Data that enable the analysis of landscape and settlements exist in a variety of formats, scales, and map projections. Environmental data such as geology or soil maps and topographic maps providing height and slope information area also readily available in printed format. Archaeological site locations and artifact assemblages can be gleaned from published surveys and excavation reports. Yet each of these sources of data indicates either researcher bias in scale or extent, format limitations, or retains grid projections no longer in preferred use.
 
Geographic Information Systems (GIS) facilitate the integration and analysis of these disparate data types. What once took a great amount of time and intuition using paper maps has been greatly simplified using digital information in GIS, allowing more complex and difficult questions to be asked and answered in a short amount of time.

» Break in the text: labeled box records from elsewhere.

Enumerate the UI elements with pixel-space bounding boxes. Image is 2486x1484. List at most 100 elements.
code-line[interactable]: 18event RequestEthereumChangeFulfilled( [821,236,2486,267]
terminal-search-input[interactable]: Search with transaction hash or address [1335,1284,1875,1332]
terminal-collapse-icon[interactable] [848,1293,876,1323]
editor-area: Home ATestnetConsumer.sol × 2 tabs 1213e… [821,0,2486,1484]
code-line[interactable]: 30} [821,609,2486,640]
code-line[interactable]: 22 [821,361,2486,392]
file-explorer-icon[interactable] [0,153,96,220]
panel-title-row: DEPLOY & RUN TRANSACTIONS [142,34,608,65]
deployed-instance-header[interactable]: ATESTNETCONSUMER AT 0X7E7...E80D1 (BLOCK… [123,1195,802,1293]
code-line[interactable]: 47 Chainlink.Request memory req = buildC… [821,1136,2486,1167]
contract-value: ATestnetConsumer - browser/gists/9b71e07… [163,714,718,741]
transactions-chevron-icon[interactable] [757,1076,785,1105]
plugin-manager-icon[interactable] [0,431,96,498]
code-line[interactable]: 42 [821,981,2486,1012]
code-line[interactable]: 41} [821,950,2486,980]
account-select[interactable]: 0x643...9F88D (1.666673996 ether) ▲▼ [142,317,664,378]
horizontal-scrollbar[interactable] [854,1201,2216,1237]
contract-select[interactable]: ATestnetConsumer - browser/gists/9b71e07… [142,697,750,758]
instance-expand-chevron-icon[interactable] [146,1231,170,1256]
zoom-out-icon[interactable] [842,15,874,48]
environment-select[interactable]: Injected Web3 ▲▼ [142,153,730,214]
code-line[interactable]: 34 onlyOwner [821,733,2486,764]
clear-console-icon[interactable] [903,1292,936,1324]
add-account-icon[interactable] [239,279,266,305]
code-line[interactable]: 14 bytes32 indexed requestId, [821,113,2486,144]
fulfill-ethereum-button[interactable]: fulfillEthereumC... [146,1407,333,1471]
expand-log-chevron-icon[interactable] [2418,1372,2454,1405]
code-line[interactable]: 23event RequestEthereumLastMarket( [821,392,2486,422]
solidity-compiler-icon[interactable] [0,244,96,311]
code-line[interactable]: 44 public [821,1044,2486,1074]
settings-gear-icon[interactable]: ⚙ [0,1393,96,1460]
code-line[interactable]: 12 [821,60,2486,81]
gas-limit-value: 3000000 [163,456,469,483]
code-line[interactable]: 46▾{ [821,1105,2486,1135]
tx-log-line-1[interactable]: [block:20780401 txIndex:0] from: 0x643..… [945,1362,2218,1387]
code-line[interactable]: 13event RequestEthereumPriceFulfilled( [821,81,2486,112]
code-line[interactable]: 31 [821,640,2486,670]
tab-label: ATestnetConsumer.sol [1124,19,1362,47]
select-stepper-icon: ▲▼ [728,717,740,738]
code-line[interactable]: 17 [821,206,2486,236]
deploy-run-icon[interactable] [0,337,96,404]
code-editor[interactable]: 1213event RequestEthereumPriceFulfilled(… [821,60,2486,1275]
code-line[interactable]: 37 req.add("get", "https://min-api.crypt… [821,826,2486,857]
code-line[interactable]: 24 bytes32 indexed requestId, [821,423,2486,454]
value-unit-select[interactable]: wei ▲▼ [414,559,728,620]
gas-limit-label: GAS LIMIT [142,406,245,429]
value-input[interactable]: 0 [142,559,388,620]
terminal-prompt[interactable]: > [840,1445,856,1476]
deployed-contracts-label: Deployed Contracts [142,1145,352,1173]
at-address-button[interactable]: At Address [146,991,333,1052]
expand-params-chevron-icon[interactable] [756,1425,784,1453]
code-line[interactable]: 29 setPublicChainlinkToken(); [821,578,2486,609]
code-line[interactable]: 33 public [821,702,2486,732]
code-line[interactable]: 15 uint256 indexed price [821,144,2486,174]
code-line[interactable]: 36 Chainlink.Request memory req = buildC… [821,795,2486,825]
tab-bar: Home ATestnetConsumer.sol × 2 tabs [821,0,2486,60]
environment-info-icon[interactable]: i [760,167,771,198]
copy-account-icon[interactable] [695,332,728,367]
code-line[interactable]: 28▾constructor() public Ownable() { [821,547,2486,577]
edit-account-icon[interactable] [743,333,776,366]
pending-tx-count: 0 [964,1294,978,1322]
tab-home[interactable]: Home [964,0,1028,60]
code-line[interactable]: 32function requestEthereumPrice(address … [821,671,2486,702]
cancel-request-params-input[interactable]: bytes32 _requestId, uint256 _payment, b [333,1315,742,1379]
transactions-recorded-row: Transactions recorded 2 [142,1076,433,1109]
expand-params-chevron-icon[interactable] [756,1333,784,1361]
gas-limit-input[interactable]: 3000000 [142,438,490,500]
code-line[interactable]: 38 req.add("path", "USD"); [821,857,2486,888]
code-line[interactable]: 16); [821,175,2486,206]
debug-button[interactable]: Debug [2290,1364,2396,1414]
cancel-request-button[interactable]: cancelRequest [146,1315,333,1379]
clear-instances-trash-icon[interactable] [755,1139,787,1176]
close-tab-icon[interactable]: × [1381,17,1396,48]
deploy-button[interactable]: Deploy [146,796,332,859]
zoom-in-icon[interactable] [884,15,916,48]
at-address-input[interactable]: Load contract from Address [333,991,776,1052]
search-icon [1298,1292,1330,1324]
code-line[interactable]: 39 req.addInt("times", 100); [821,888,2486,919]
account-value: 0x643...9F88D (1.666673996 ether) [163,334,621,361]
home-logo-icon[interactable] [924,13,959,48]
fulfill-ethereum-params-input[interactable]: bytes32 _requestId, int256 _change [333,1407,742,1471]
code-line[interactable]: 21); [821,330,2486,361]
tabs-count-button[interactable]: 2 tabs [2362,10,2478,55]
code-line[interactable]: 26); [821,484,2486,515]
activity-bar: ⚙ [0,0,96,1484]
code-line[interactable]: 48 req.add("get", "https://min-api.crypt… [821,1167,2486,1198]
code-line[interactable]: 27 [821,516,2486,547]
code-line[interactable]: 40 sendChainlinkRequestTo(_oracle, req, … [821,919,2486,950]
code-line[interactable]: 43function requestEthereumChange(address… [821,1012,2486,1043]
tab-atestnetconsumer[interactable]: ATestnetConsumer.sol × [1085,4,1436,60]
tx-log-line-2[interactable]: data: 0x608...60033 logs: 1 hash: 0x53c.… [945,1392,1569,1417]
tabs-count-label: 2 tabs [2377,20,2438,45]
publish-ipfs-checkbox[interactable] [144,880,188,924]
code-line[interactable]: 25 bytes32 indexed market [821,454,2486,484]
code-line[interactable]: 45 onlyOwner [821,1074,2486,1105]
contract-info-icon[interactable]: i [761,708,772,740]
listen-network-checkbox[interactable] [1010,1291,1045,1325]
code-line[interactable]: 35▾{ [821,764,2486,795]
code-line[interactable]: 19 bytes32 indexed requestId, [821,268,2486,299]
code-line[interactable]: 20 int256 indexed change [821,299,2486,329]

My research project here illustrates this point. After constructing a database holding various details about site locations and material culture, a re-assessment of various claims about the Chalcolithic culture of the northern Negev was made. This involved testing hypotheses about Late Neolithic and Chalcolithic population pressure using formulae from demographic archaeologists in conjunction with site catchment analysis, examining the amount of regularity between site clusters along the Nahal Beersheba and Nahal Besor, and estimating the population density and site size using both environmental and archaeological data. While these results are in no way final, the possibility of future experimentation with and refinement of these conclusions in a digital environment make GIS a valuable tool in the archaeological toolkit.